One of my favorite questions to ask couples is the story of how they fell in love. Ironically, in spite of it being one of the sweetest times in their lives, many couples put it on a shelf and forget about it. I love the way a husband looks at his wife as he pulls up the memories, of when he first noticed her, the words they exchanged. I watch her eyes as she conjures up the image
of when he asked her to be his wife. It's like a chocolate eclair that you can eat over and over again. With no calories.
Children love to hear the story of their parents' courtship. It is at least as important as the history of the country, to find out how their father fought for their mother. Why she believed in him. How they overcame distances. When they chose.
John Gottman uses the retelling of these stories to predict the longevity of a marriage. If a couple in his Love Lab cannot remember their winsome beginnings with warmth and tenderness, he predicts that they will divorce. He is correct 97% of the time.

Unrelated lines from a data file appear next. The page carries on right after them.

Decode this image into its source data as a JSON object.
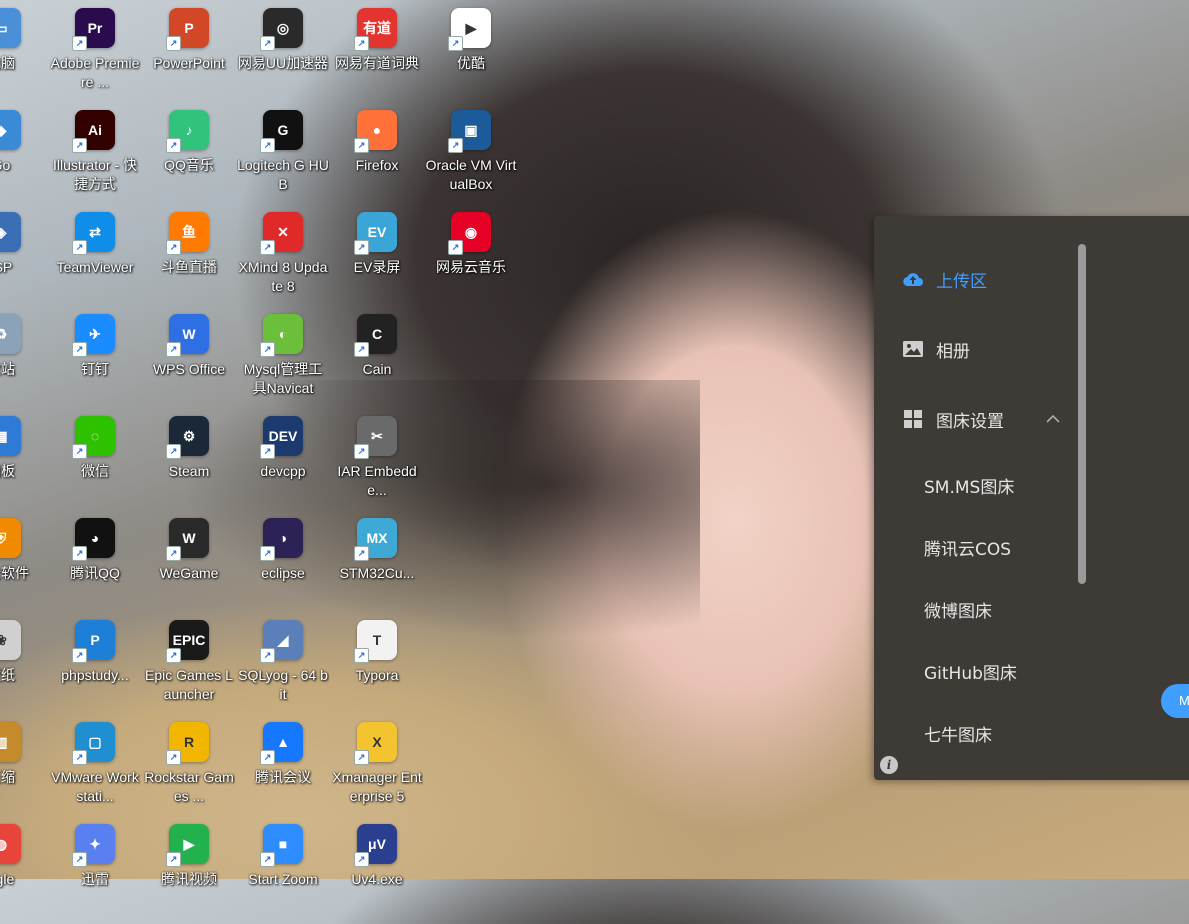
{
  "desktop": {
    "icons": [
      {
        "label": "电脑",
        "icon": "computer-icon",
        "color": "#4a90d9",
        "glyph": "▭"
      },
      {
        "label": "Adobe Premiere ...",
        "icon": "premiere-icon",
        "color": "#2a0c4e",
        "glyph": "Pr"
      },
      {
        "label": "PowerPoint",
        "icon": "powerpoint-icon",
        "color": "#d24726",
        "glyph": "P"
      },
      {
        "label": "网易UU加速器",
        "icon": "uu-accelerator-icon",
        "color": "#2a2a2a",
        "glyph": "◎"
      },
      {
        "label": "网易有道词典",
        "icon": "youdao-icon",
        "color": "#e3342f",
        "glyph": "有道"
      },
      {
        "label": "优酷",
        "icon": "youku-icon",
        "color": "#ffffff",
        "glyph": "▶"
      },
      {
        "label": "Go",
        "icon": "go-icon",
        "color": "#3a8ad6",
        "glyph": "◆"
      },
      {
        "label": "Illustrator - 快捷方式",
        "icon": "illustrator-icon",
        "color": "#330000",
        "glyph": "Ai"
      },
      {
        "label": "QQ音乐",
        "icon": "qqmusic-icon",
        "color": "#31c27c",
        "glyph": "♪"
      },
      {
        "label": "Logitech G HUB",
        "icon": "logitech-icon",
        "color": "#111111",
        "glyph": "G"
      },
      {
        "label": "Firefox",
        "icon": "firefox-icon",
        "color": "#ff7139",
        "glyph": "●"
      },
      {
        "label": "Oracle VM VirtualBox",
        "icon": "virtualbox-icon",
        "color": "#1c5b9a",
        "glyph": "▣"
      },
      {
        "label": "ISP",
        "icon": "isp-icon",
        "color": "#3a6fb5",
        "glyph": "◈"
      },
      {
        "label": "TeamViewer",
        "icon": "teamviewer-icon",
        "color": "#0e8ee9",
        "glyph": "⇄"
      },
      {
        "label": "斗鱼直播",
        "icon": "douyu-icon",
        "color": "#ff7a00",
        "glyph": "鱼"
      },
      {
        "label": "XMind 8 Update 8",
        "icon": "xmind-icon",
        "color": "#e02a2a",
        "glyph": "✕"
      },
      {
        "label": "EV录屏",
        "icon": "ev-recorder-icon",
        "color": "#3aa6d8",
        "glyph": "EV"
      },
      {
        "label": "网易云音乐",
        "icon": "netease-music-icon",
        "color": "#e60026",
        "glyph": "◉"
      },
      {
        "label": "收站",
        "icon": "recycle-bin-icon",
        "color": "#8aa3b8",
        "glyph": "♻"
      },
      {
        "label": "钉钉",
        "icon": "dingtalk-icon",
        "color": "#1b8cff",
        "glyph": "✈"
      },
      {
        "label": "WPS Office",
        "icon": "wps-icon",
        "color": "#2f6fe4",
        "glyph": "W"
      },
      {
        "label": "Mysql管理工具Navicat",
        "icon": "navicat-icon",
        "color": "#6bbf3a",
        "glyph": "◐"
      },
      {
        "label": "Cain",
        "icon": "cain-icon",
        "color": "#222222",
        "glyph": "C"
      },
      {
        "label": "",
        "icon": "",
        "color": "",
        "glyph": ""
      },
      {
        "label": "面板",
        "icon": "control-panel-icon",
        "color": "#2f7ad6",
        "glyph": "▦"
      },
      {
        "label": "微信",
        "icon": "wechat-icon",
        "color": "#2dc100",
        "glyph": "◌"
      },
      {
        "label": "Steam",
        "icon": "steam-icon",
        "color": "#1b2838",
        "glyph": "⚙"
      },
      {
        "label": "devcpp",
        "icon": "devcpp-icon",
        "color": "#1d3a6e",
        "glyph": "DEV"
      },
      {
        "label": "IAR Embedde...",
        "icon": "iar-icon",
        "color": "#6a6a6a",
        "glyph": "✂"
      },
      {
        "label": "",
        "icon": "",
        "color": "",
        "glyph": ""
      },
      {
        "label": "安全软件",
        "icon": "security-icon",
        "color": "#f08a00",
        "glyph": "⛨"
      },
      {
        "label": "腾讯QQ",
        "icon": "qq-icon",
        "color": "#111111",
        "glyph": "◕"
      },
      {
        "label": "WeGame",
        "icon": "wegame-icon",
        "color": "#2a2a2a",
        "glyph": "W"
      },
      {
        "label": "eclipse",
        "icon": "eclipse-icon",
        "color": "#2c2255",
        "glyph": "◑"
      },
      {
        "label": "STM32Cu...",
        "icon": "stm32-icon",
        "color": "#3fa9d6",
        "glyph": "MX"
      },
      {
        "label": "",
        "icon": "",
        "color": "",
        "glyph": ""
      },
      {
        "label": "壁纸",
        "icon": "wallpaper-icon",
        "color": "#d0d0d0",
        "glyph": "❀"
      },
      {
        "label": "phpstudy...",
        "icon": "phpstudy-icon",
        "color": "#1e7fd6",
        "glyph": "P"
      },
      {
        "label": "Epic Games Launcher",
        "icon": "epic-icon",
        "color": "#1a1a1a",
        "glyph": "EPIC"
      },
      {
        "label": "SQLyog - 64 bit",
        "icon": "sqlyog-icon",
        "color": "#5b7fb8",
        "glyph": "◢"
      },
      {
        "label": "Typora",
        "icon": "typora-icon",
        "color": "#f2f2f2",
        "glyph": "T"
      },
      {
        "label": "",
        "icon": "",
        "color": "",
        "glyph": ""
      },
      {
        "label": "压缩",
        "icon": "archive-icon",
        "color": "#c58a2a",
        "glyph": "▥"
      },
      {
        "label": "VMware Workstati...",
        "icon": "vmware-icon",
        "color": "#1f8fd1",
        "glyph": "▢"
      },
      {
        "label": "Rockstar Games ...",
        "icon": "rockstar-icon",
        "color": "#f2b600",
        "glyph": "R"
      },
      {
        "label": "腾讯会议",
        "icon": "tencent-meeting-icon",
        "color": "#1677ff",
        "glyph": "▲"
      },
      {
        "label": "Xmanager Enterprise 5",
        "icon": "xmanager-icon",
        "color": "#f4c430",
        "glyph": "X"
      },
      {
        "label": "",
        "icon": "",
        "color": "",
        "glyph": ""
      },
      {
        "label": "ogle",
        "icon": "chrome-icon",
        "color": "#e8443a",
        "glyph": "◍"
      },
      {
        "label": "迅雷",
        "icon": "thunder-icon",
        "color": "#5a7ff0",
        "glyph": "✦"
      },
      {
        "label": "腾讯视频",
        "icon": "tencent-video-icon",
        "color": "#22b14c",
        "glyph": "▶"
      },
      {
        "label": "Start Zoom",
        "icon": "zoom-icon",
        "color": "#2d8cff",
        "glyph": "■"
      },
      {
        "label": "Uv4.exe",
        "icon": "uv4-icon",
        "color": "#2a3f8f",
        "glyph": "μV"
      },
      {
        "label": "",
        "icon": "",
        "color": "",
        "glyph": ""
      }
    ]
  },
  "panel": {
    "menu": {
      "upload": {
        "label": "上传区"
      },
      "album": {
        "label": "相册"
      },
      "settings": {
        "label": "图床设置"
      }
    },
    "submenu": [
      {
        "label": "SM.MS图床"
      },
      {
        "label": "腾讯云COS"
      },
      {
        "label": "微博图床"
      },
      {
        "label": "GitHub图床"
      },
      {
        "label": "七牛图床"
      }
    ],
    "info_glyph": "i",
    "pill_text": "M",
    "accent": "#409eff"
  }
}
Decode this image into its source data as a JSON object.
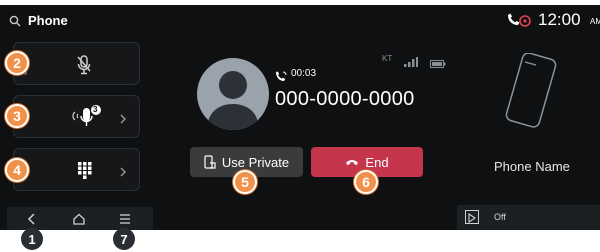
{
  "header": {
    "title": "Phone",
    "time": "12:00",
    "ampm": "AM"
  },
  "status_icons": {
    "carrier": "KT",
    "signal": "signal-bars-icon",
    "battery": "battery-icon"
  },
  "left_buttons": [
    {
      "name": "mute-microphone-button",
      "icon": "microphone-off-icon"
    },
    {
      "name": "microphone-volume-button",
      "icon": "microphone-volume-icon",
      "badge": "3"
    },
    {
      "name": "keypad-button",
      "icon": "keypad-icon"
    }
  ],
  "call": {
    "duration": "00:03",
    "number": "000-0000-0000"
  },
  "actions": {
    "private_label": "Use Private",
    "end_label": "End"
  },
  "device": {
    "name": "Phone Name"
  },
  "media": {
    "label": "Off"
  },
  "callouts": {
    "c1": "1",
    "c2": "2",
    "c3": "3",
    "c4": "4",
    "c5": "5",
    "c6": "6",
    "c7": "7"
  },
  "colors": {
    "background": "#0f1011",
    "end_button": "#c5354c",
    "private_button": "#3a3b3d",
    "callout": "#f0924a",
    "avatar": "#9aa3ab",
    "accent_red": "#e6404e"
  }
}
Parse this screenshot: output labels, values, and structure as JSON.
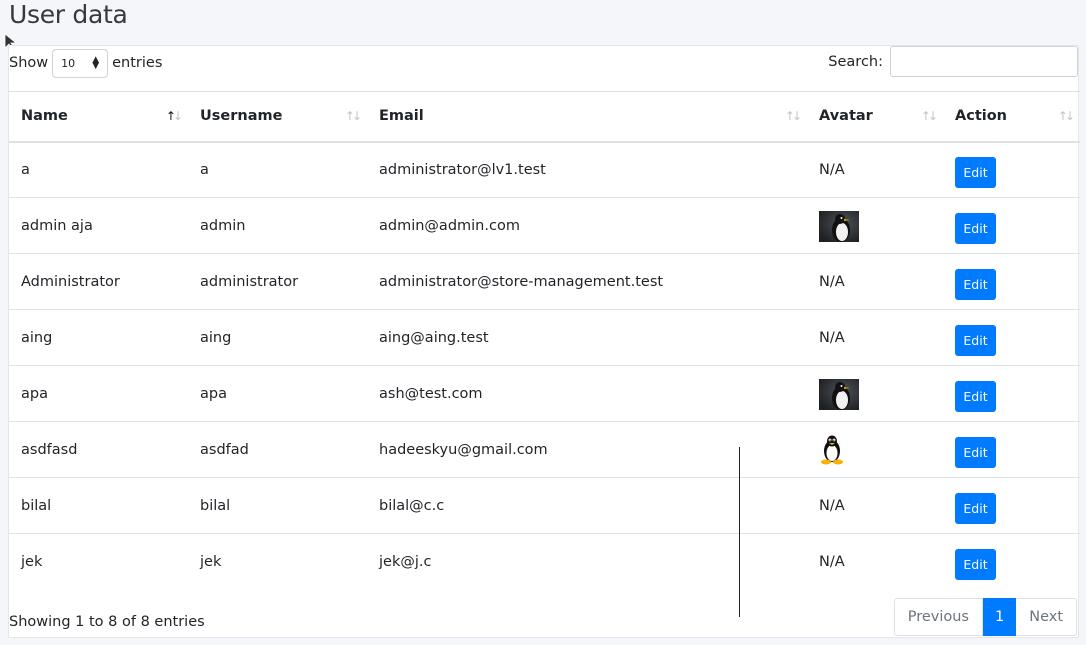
{
  "page": {
    "title": "User data"
  },
  "controls": {
    "show_label": "Show",
    "entries_value": "10",
    "entries_label": "entries",
    "search_label": "Search:",
    "search_value": ""
  },
  "table": {
    "headers": [
      "Name",
      "Username",
      "Email",
      "Avatar",
      "Action"
    ],
    "rows": [
      {
        "name": "a",
        "username": "a",
        "email": "administrator@lv1.test",
        "avatar": "N/A",
        "avatar_type": "text",
        "action": "Edit"
      },
      {
        "name": "admin aja",
        "username": "admin",
        "email": "admin@admin.com",
        "avatar": "penguin-photo",
        "avatar_type": "image",
        "action": "Edit"
      },
      {
        "name": "Administrator",
        "username": "administrator",
        "email": "administrator@store-management.test",
        "avatar": "N/A",
        "avatar_type": "text",
        "action": "Edit"
      },
      {
        "name": "aing",
        "username": "aing",
        "email": "aing@aing.test",
        "avatar": "N/A",
        "avatar_type": "text",
        "action": "Edit"
      },
      {
        "name": "apa",
        "username": "apa",
        "email": "ash@test.com",
        "avatar": "penguin-photo",
        "avatar_type": "image",
        "action": "Edit"
      },
      {
        "name": "asdfasd",
        "username": "asdfad",
        "email": "hadeeskyu@gmail.com",
        "avatar": "tux-icon",
        "avatar_type": "tux",
        "action": "Edit"
      },
      {
        "name": "bilal",
        "username": "bilal",
        "email": "bilal@c.c",
        "avatar": "N/A",
        "avatar_type": "text",
        "action": "Edit"
      },
      {
        "name": "jek",
        "username": "jek",
        "email": "jek@j.c",
        "avatar": "N/A",
        "avatar_type": "text",
        "action": "Edit"
      }
    ]
  },
  "footer": {
    "info": "Showing 1 to 8 of 8 entries",
    "previous": "Previous",
    "current_page": "1",
    "next": "Next"
  },
  "colors": {
    "primary": "#007bff",
    "border": "#dee2e6",
    "background": "#f4f6f9"
  }
}
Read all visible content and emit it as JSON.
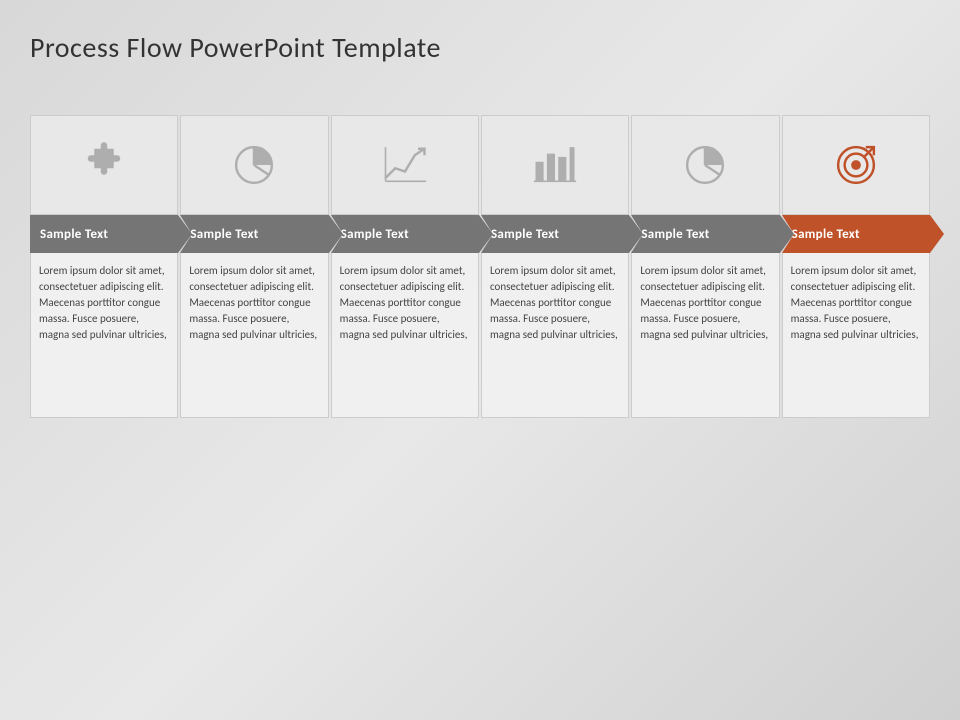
{
  "title": "Process Flow PowerPoint Template",
  "steps": [
    {
      "id": 1,
      "label": "Sample Text",
      "icon": "puzzle",
      "isLast": false,
      "isFirst": true,
      "body": "Lorem ipsum dolor sit amet, consectetuer adipiscing elit. Maecenas porttitor congue massa. Fusce posuere, magna sed pulvinar ultricies,"
    },
    {
      "id": 2,
      "label": "Sample Text",
      "icon": "pie",
      "isLast": false,
      "isFirst": false,
      "body": "Lorem ipsum dolor sit amet, consectetuer adipiscing elit. Maecenas porttitor congue massa. Fusce posuere, magna sed pulvinar ultricies,"
    },
    {
      "id": 3,
      "label": "Sample Text",
      "icon": "linechart",
      "isLast": false,
      "isFirst": false,
      "body": "Lorem ipsum dolor sit amet, consectetuer adipiscing elit. Maecenas porttitor congue massa. Fusce posuere, magna sed pulvinar ultricies,"
    },
    {
      "id": 4,
      "label": "Sample Text",
      "icon": "barchart",
      "isLast": false,
      "isFirst": false,
      "body": "Lorem ipsum dolor sit amet, consectetuer adipiscing elit. Maecenas porttitor congue massa. Fusce posuere, magna sed pulvinar ultricies,"
    },
    {
      "id": 5,
      "label": "Sample Text",
      "icon": "pie2",
      "isLast": false,
      "isFirst": false,
      "body": "Lorem ipsum dolor sit amet, consectetuer adipiscing elit. Maecenas porttitor congue massa. Fusce posuere, magna sed pulvinar ultricies,"
    },
    {
      "id": 6,
      "label": "Sample Text",
      "icon": "target",
      "isLast": true,
      "isFirst": false,
      "body": "Lorem ipsum dolor sit amet, consectetuer adipiscing elit. Maecenas porttitor congue massa. Fusce posuere, magna sed pulvinar ultricies,"
    }
  ]
}
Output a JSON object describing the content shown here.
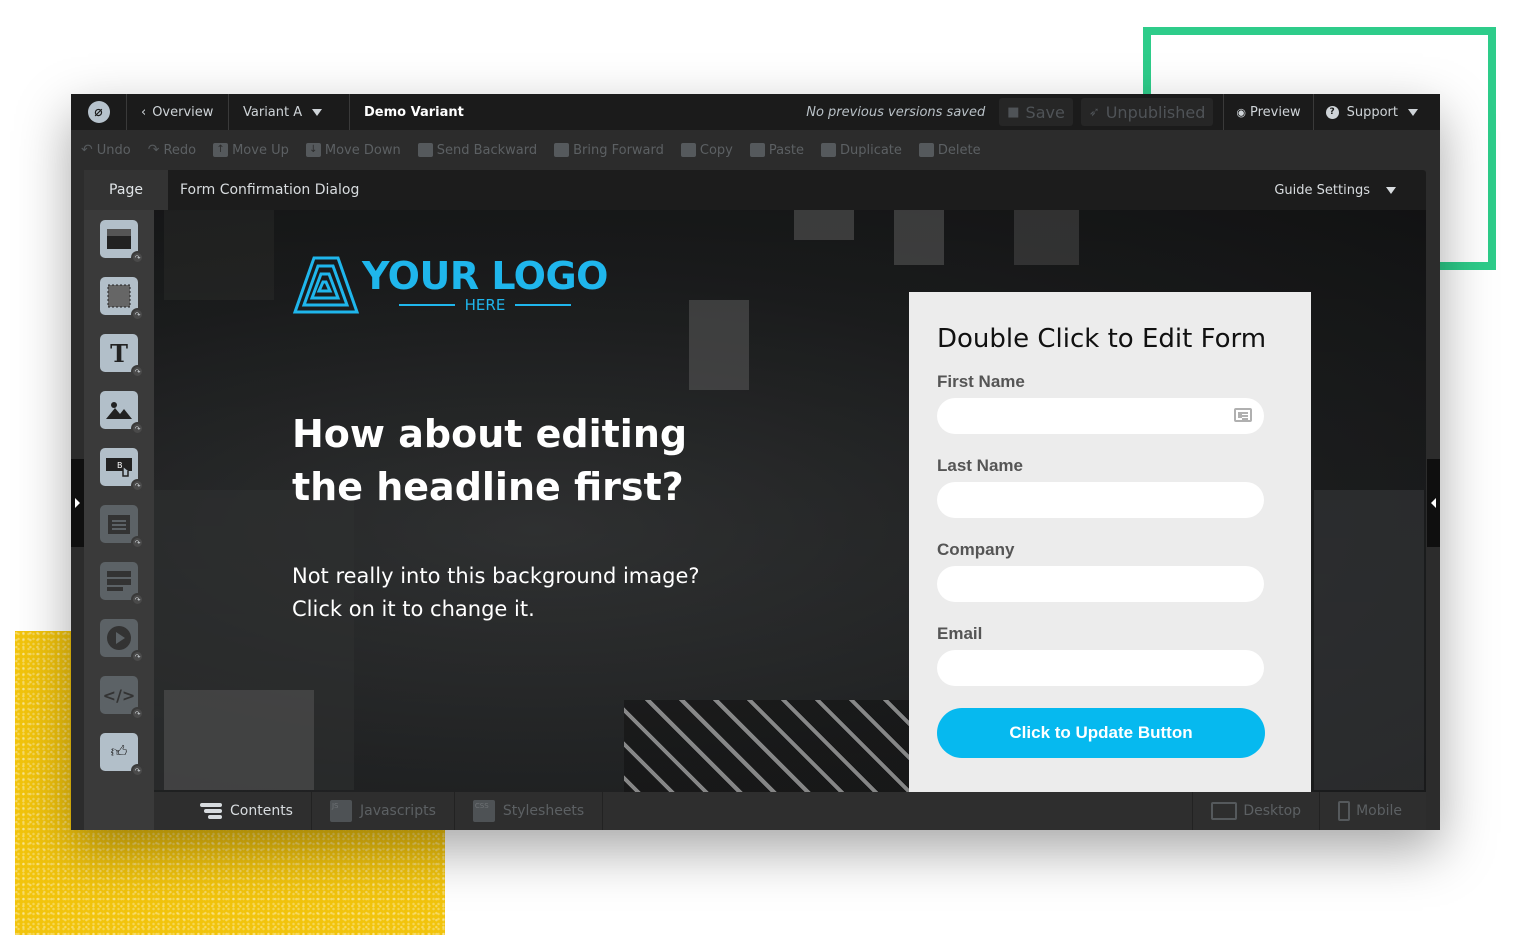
{
  "topbar": {
    "back_label": "Overview",
    "variant_label": "Variant A",
    "variant_title": "Demo Variant",
    "status": "No previous versions saved",
    "save_label": "Save",
    "publish_label": "Unpublished",
    "preview_label": "Preview",
    "support_label": "Support"
  },
  "toolbar": {
    "items": [
      {
        "label": "Undo",
        "icon": "undo-arrow"
      },
      {
        "label": "Redo",
        "icon": "redo-arrow"
      },
      {
        "label": "Move Up",
        "icon": "move-up"
      },
      {
        "label": "Move Down",
        "icon": "move-down"
      },
      {
        "label": "Send Backward",
        "icon": "send-backward"
      },
      {
        "label": "Bring Forward",
        "icon": "bring-forward"
      },
      {
        "label": "Copy",
        "icon": "copy"
      },
      {
        "label": "Paste",
        "icon": "paste"
      },
      {
        "label": "Duplicate",
        "icon": "duplicate"
      },
      {
        "label": "Delete",
        "icon": "trash"
      }
    ]
  },
  "pagebar": {
    "tab_label": "Page",
    "page_name": "Form Confirmation Dialog",
    "guide_label": "Guide Settings"
  },
  "sidebar": {
    "widgets": [
      {
        "name": "section",
        "state": "enabled"
      },
      {
        "name": "box",
        "state": "enabled"
      },
      {
        "name": "text",
        "state": "enabled"
      },
      {
        "name": "image",
        "state": "enabled"
      },
      {
        "name": "button",
        "state": "enabled"
      },
      {
        "name": "form",
        "state": "disabled"
      },
      {
        "name": "form-fields",
        "state": "disabled"
      },
      {
        "name": "video",
        "state": "disabled"
      },
      {
        "name": "custom-html",
        "state": "disabled"
      },
      {
        "name": "social",
        "state": "enabled"
      }
    ]
  },
  "canvas": {
    "logo_main": "YOUR LOGO",
    "logo_sub": "HERE",
    "headline": "How about editing the headline first?",
    "subtext": "Not really into this background image? Click on it to change it.",
    "form": {
      "title": "Double Click to Edit Form",
      "fields": [
        {
          "label": "First Name",
          "value": ""
        },
        {
          "label": "Last Name",
          "value": ""
        },
        {
          "label": "Company",
          "value": ""
        },
        {
          "label": "Email",
          "value": ""
        }
      ],
      "submit_label": "Click to Update Button"
    }
  },
  "bottombar": {
    "tabs": [
      {
        "label": "Contents",
        "active": true
      },
      {
        "label": "Javascripts",
        "active": false,
        "icon_text": "JS"
      },
      {
        "label": "Stylesheets",
        "active": false,
        "icon_text": "CSS"
      }
    ],
    "views": [
      {
        "label": "Desktop"
      },
      {
        "label": "Mobile"
      }
    ]
  },
  "colors": {
    "accent_blue": "#06b9ef",
    "logo_blue": "#1fb6ec",
    "deco_green": "#2ecc8a",
    "deco_yellow": "#f2c40c"
  }
}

Yet I wonder if it is actually a lack of tenderness, or the fact that the couple cannot find the key to unlock them from safekeeping.
There are ways to open the door to those feelings. Listening to the music you shared, looking at pictures of when you were dating, sharing foods that have meaning as well as good taste, physical touch all bring those emotions back to the here and now.
Years ago we made plates out of our favorite photographs. One picture I chose was of John and I looking out over the ocean, with his arm around me. The other day I was hustling to get pasta on the table, and that plate turned up. I paused. I looked across the table at the man who asked to walk this journey with me. A warm feeling rose up in me, and it was not because of the bowl of hot spaghetti in my hands.
I interrupted the task of serving to walk over to him and put my arms around him.